Make America Bike Again – Day 2

Our first full day on the road, the earth seemed to reach out and welcome us. By mid-morning a hazy sun presided over a deep blue sky. It was the right temperature for bicycling, never getting hot and staying in the 70’s. Before it ended we would leave Astoria behind, travel about 40 miles and camp at a flyspeck of a campground called Gnat Creek. Twice that day eagles soared aloft. We could see them easily: two over a wetland area at mid-day, and two more over our campsite that evening. What an omen! What a day!

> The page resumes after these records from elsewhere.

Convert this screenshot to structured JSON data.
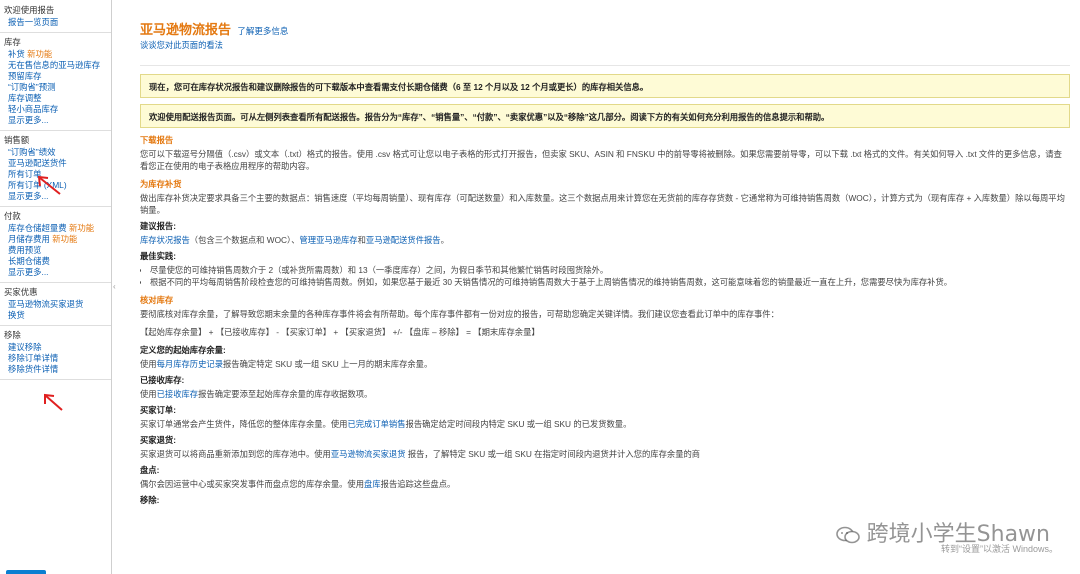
{
  "sidebar": {
    "welcome": {
      "head": "欢迎使用报告",
      "items": [
        "报告一览页面"
      ]
    },
    "inventory": {
      "head": "库存",
      "items": [
        {
          "label": "补货",
          "badge": "新功能"
        },
        {
          "label": "无在售信息的亚马逊库存",
          "badge": ""
        },
        {
          "label": "预留库存",
          "badge": ""
        },
        {
          "label": "“订购省”预测",
          "badge": ""
        },
        {
          "label": "库存调整",
          "badge": ""
        },
        {
          "label": "轻小商品库存",
          "badge": ""
        }
      ],
      "more": "显示更多..."
    },
    "sales": {
      "head": "销售额",
      "items": [
        "“订购省”绩效",
        "亚马逊配送货件",
        "所有订单",
        "所有订单 (XML)"
      ],
      "more": "显示更多..."
    },
    "payments": {
      "head": "付款",
      "items": [
        {
          "label": "库存仓储超量费",
          "badge": "新功能"
        },
        {
          "label": "月储存费用",
          "badge": "新功能"
        },
        {
          "label": "费用预览",
          "badge": ""
        },
        {
          "label": "长期仓储费",
          "badge": ""
        }
      ],
      "more": "显示更多..."
    },
    "concessions": {
      "head": "买家优惠",
      "items": [
        "亚马逊物流买家退货",
        "换货"
      ]
    },
    "removals": {
      "head": "移除",
      "items": [
        "建议移除",
        "移除订单详情",
        "移除货件详情"
      ]
    }
  },
  "header": {
    "title": "亚马逊物流报告",
    "learn_more": "了解更多信息",
    "feedback": "谈谈您对此页面的看法"
  },
  "notices": [
    "现在，您可在库存状况报告和建议删除报告的可下载版本中查看需支付长期仓储费（6 至 12 个月以及 12 个月或更长）的库存相关信息。",
    "欢迎使用配送报告页面。可从左侧列表查看所有配送报告。报告分为“库存”、“销售量”、“付款”、“卖家优惠”以及“移除”这几部分。阅读下方的有关如何充分利用报告的信息提示和帮助。"
  ],
  "sections": {
    "download": {
      "title": "下载报告",
      "text": "您可以下载逗号分隔值（.csv）或文本（.txt）格式的报告。使用 .csv 格式可让您以电子表格的形式打开报告，但卖家 SKU、ASIN 和 FNSKU 中的前导零将被删除。如果您需要前导零，可以下载 .txt 格式的文件。有关如何导入 .txt 文件的更多信息，请查看您正在使用的电子表格应用程序的帮助内容。"
    },
    "replenish": {
      "title": "为库存补货",
      "text": "做出库存补货决定要求具备三个主要的数据点：销售速度（平均每周销量）、现有库存（可配送数量）和入库数量。这三个数据点用来计算您在无货前的库存存货数 - 它通常称为可维持销售周数（WOC），计算方式为（现有库存 + 入库数量）除以每周平均销量。",
      "recommended_head": "建议报告:",
      "rec_link1": "库存状况报告",
      "rec_mid": "（包含三个数据点和 WOC）、",
      "rec_link2": "管理亚马逊库存",
      "rec_and": "和",
      "rec_link3": "亚马逊配送货件报告",
      "rec_end": "。",
      "best_head": "最佳实践:",
      "bullets": [
        "尽量使您的可维持销售周数介于 2（或补货所需周数）和 13（一季度库存）之间，为假日季节和其他繁忙销售时段囤货除外。",
        "根据不同的平均每周销售阶段检查您的可维持销售周数。例如，如果您基于最近 30 天销售情况的可维持销售周数大于基于上周销售情况的维持销售周数，这可能意味着您的销量最近一直在上升，您需要尽快为库存补货。"
      ]
    },
    "reconcile": {
      "title": "核对库存",
      "text": "要彻底核对库存余量，了解导致您期末余量的各种库存事件将会有所帮助。每个库存事件都有一份对应的报告，可帮助您确定关键详情。我们建议您查看此订单中的库存事件：",
      "formula": "【起始库存余量】 + 【已接收库存】 - 【买家订单】 + 【买家退货】 +/- 【盘库 – 移除】 = 【期末库存余量】",
      "items": [
        {
          "head": "定义您的起始库存余量:",
          "pre": "使用",
          "link": "每月库存历史记录",
          "post": "报告确定特定 SKU 或一组 SKU 上一月的期末库存余量。"
        },
        {
          "head": "已接收库存:",
          "pre": "使用",
          "link": "已接收库存",
          "post": "报告确定要添至起始库存余量的库存收据数项。"
        },
        {
          "head": "买家订单:",
          "pre": "买家订单通常会产生货件，降低您的整体库存余量。使用",
          "link": "已完成订单销售",
          "post": "报告确定给定时间段内特定 SKU 或一组 SKU 的已发货数量。"
        },
        {
          "head": "买家退货:",
          "pre": "买家退货可以将商品重新添加到您的库存池中。使用",
          "link": "亚马逊物流买家退货",
          "post": " 报告，了解特定 SKU 或一组 SKU 在指定时间段内退货并计入您的库存余量的商"
        },
        {
          "head": "盘点:",
          "pre": "偶尔会因运营中心或买家突发事件而盘点您的库存余量。使用",
          "link": "盘库",
          "post": "报告追踪这些盘点。"
        },
        {
          "head": "移除:",
          "pre": "",
          "link": "",
          "post": ""
        }
      ]
    }
  },
  "watermark": "跨境小学生Shawn",
  "windows_notice": "转到“设置”以激活 Windows。"
}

It is a short ride from Fort Stevens to Fort Clatsup, a national park commemorating the completion of the Lewis & Clark expedition. There are some statues and historical reconstructions. Lewis and Clark spent a full winter in this area, with Sacajawea’s connections and guidance, before returning to St Louis.

IMG_1204At the park we met two very curious and friendly volunteers. They wanted Robert to complete a survey. They wanted to know who we were and where we were going. He explained that he was a writer, always looking for characters and scenes for his next book. They wanted his card. (His latest book is an acclaimed work of historical fiction set in ancient Greece.) One host replied that she loved history and was an avid reader. This was just the first day! Already, we were connecting with others along the way, sharing our stories, and growing the network of readers.

Eagles are chief among the winged creatures. They soar, not just in the highest reaches of the sky, but nearest to the gods. In Greek mythology eagles are the bird of choice for carrying messages and directives from Zeus. With their help the King of the Gods gained control over thunder and lightening. He used an eagle to carry out the punishment of Prometheus. And, he used a pair of them to determine the proper location for the Oracle at Delphi.

In so many traditions and cultures, the eagle has been used to represent strength, leadership, and vision. I believe that today’s eagles are messengers. To encounter them at the beginning of an adventure or journey such as this one, is both invitation and blessing. (My ancestor was a demigod. I know these things.) I believe that Robert and each of his friends is being offered a wellspring of courage and vision from the natural world, to empower both their individual dreams and the collective quest of this bicycle tour. The energy will follow them, whether the path is an asphalt road or goes deep within.